De acuerdo con Infobae, la decisión quedó oficializada mediante un decreto firmado por el Ministerio de Defensa. El acto administrativo asciende a un oficial del Ejército que se desempeñó como edecán del expresidente Gustavo Petro durante su mandato.
El uniformado es investigado por un presunto acoso sexual y fue llamado a juicio por la Procuraduría General de la Nación. El proceso disciplinario se originó en hechos denunciados por una oficial del Ejército en Bucaramanga, ciudad donde ocurrieron los hechos que dieron lugar a la investigación.

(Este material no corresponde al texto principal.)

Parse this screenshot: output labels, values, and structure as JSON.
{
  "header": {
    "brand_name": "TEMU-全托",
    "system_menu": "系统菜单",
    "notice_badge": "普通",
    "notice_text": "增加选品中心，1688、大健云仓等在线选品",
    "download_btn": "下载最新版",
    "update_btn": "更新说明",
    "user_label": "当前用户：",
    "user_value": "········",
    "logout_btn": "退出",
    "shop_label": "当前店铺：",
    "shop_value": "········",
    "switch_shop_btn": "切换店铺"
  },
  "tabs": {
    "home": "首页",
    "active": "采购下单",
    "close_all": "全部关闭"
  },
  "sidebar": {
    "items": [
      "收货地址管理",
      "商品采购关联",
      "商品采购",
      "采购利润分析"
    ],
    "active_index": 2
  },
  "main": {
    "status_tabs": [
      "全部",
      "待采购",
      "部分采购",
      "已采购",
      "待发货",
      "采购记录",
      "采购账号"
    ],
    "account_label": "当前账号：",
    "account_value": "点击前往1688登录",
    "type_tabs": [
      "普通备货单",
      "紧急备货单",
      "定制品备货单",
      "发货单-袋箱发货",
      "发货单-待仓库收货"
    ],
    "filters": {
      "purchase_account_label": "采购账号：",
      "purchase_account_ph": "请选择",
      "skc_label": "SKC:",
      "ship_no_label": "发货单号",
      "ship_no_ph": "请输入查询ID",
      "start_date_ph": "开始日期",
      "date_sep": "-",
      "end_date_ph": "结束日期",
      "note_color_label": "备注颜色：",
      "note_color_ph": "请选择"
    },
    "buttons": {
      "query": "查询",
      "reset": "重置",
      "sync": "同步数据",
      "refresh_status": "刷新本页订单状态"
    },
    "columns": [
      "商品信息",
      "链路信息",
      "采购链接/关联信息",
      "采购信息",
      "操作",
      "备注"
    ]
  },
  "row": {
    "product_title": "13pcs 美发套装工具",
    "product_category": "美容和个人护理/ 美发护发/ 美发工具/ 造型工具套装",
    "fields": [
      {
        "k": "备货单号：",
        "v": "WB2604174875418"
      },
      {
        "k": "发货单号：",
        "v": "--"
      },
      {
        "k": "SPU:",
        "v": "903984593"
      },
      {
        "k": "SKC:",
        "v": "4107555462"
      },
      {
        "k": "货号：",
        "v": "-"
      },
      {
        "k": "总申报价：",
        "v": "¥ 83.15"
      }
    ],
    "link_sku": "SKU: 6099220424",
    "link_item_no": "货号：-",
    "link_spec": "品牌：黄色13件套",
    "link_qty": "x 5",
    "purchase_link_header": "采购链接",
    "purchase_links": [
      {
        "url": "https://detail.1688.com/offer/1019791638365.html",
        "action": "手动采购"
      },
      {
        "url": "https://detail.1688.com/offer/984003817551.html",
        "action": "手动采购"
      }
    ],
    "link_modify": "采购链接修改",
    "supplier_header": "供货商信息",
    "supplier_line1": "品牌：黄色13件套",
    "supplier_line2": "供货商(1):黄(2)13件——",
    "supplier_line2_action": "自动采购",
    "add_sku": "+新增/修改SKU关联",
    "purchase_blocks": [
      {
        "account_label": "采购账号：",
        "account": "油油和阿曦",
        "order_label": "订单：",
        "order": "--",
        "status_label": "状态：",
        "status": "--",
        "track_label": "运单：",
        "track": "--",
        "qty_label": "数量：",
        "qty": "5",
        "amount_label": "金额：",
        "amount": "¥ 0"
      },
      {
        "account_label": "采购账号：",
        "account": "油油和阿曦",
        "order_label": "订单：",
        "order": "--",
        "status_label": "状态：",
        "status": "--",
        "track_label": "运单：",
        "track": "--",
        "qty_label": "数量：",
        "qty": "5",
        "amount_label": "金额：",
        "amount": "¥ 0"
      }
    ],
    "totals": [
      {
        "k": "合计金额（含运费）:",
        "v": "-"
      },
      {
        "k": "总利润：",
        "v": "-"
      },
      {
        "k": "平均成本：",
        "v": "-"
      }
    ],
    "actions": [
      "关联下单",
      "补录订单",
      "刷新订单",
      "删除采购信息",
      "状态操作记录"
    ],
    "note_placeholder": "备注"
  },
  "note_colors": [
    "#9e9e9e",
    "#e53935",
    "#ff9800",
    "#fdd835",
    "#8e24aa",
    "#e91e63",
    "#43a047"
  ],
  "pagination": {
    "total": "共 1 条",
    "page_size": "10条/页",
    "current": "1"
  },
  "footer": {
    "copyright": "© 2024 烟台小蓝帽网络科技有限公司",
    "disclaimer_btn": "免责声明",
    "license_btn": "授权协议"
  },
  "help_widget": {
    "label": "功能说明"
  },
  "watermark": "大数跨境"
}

La figura del edecán corresponde a oficiales del Ejército asignados a la Casa de Nariño para acompañar al presidente en actividades protocolarias y de seguridad cercana. Su paso por esa función suele quedar registrado en la hoja de vida militar y es tenido en cuenta en los procesos de ascenso dentro de la Fuerza Pública.
En Colombia, los ascensos militares de oficiales generales y superiores requieren el cumplimiento de requisitos legales, entre ellos no estar vinculado a investigaciones disciplinarias o penales activas. La Procuraduría y la Justicia Penal Militar o la justicia ordinaria pueden intervenir cuando existen denuncias formales, como ocurre en este caso.
El llamado a juicio por parte de la Procuraduría implica que el ente de control consideró que existen méritos suficientes para llevar al oficial a un escenario disciplinario formal. Esa decisión es independiente del proceso penal que pueda adelantarse por la misma conducta, ya que una misma acción puede generar consecuencias en distintas jurisdicciones.
La denuncia presentada por una oficial del Ejército en Bucaramanga abrió una línea de investigación que, según Infobae, sigue abierta. El Ministerio de Defensa, al firmar el decreto de ascenso, actuó en el marco de sus competencias, aunque la existencia de procesos disciplinarios activos suele generar debate sobre la oportunidad del ascenso.
El episodio se conoce en un contexto de creciente atención institucional sobre las denuncias de acoso y abuso sexual dentro de las Fuerzas Militares colombianas. Distintas dependencias del Estado han impulsado protocolos para recibir quejas, investigar y sancionar este tipo de conductas, en respuesta a reclamos de organizaciones de derechos humanos y de mujeres uniformadas.
En lo que sigue, la Procuraduría deberá avanzar en el juicio disciplinario contra el oficial, mientras la justicia competente resuelve el proceso penal por los hechos denunciados. El decreto de ascenso ya fue firmado y, salvo una decisión judicial o disciplinaria posterior que lo modifique, el oficial permanece en el grado otorgado por el Ministerio de Defensa.
La oposición y organizaciones de control ciudadano han señalado en casos anteriores que los ascensos de oficiales investigados pueden comprometer la confianza en la Fuerza Pública. El Gobierno, por su parte, sostiene que las decisiones administrativas se adoptan conforme a la ley y al debido proceso. Por ahora, la situación del exedecán de Petro queda sujeta a lo que resuelvan las instancias disciplinarias y judiciales.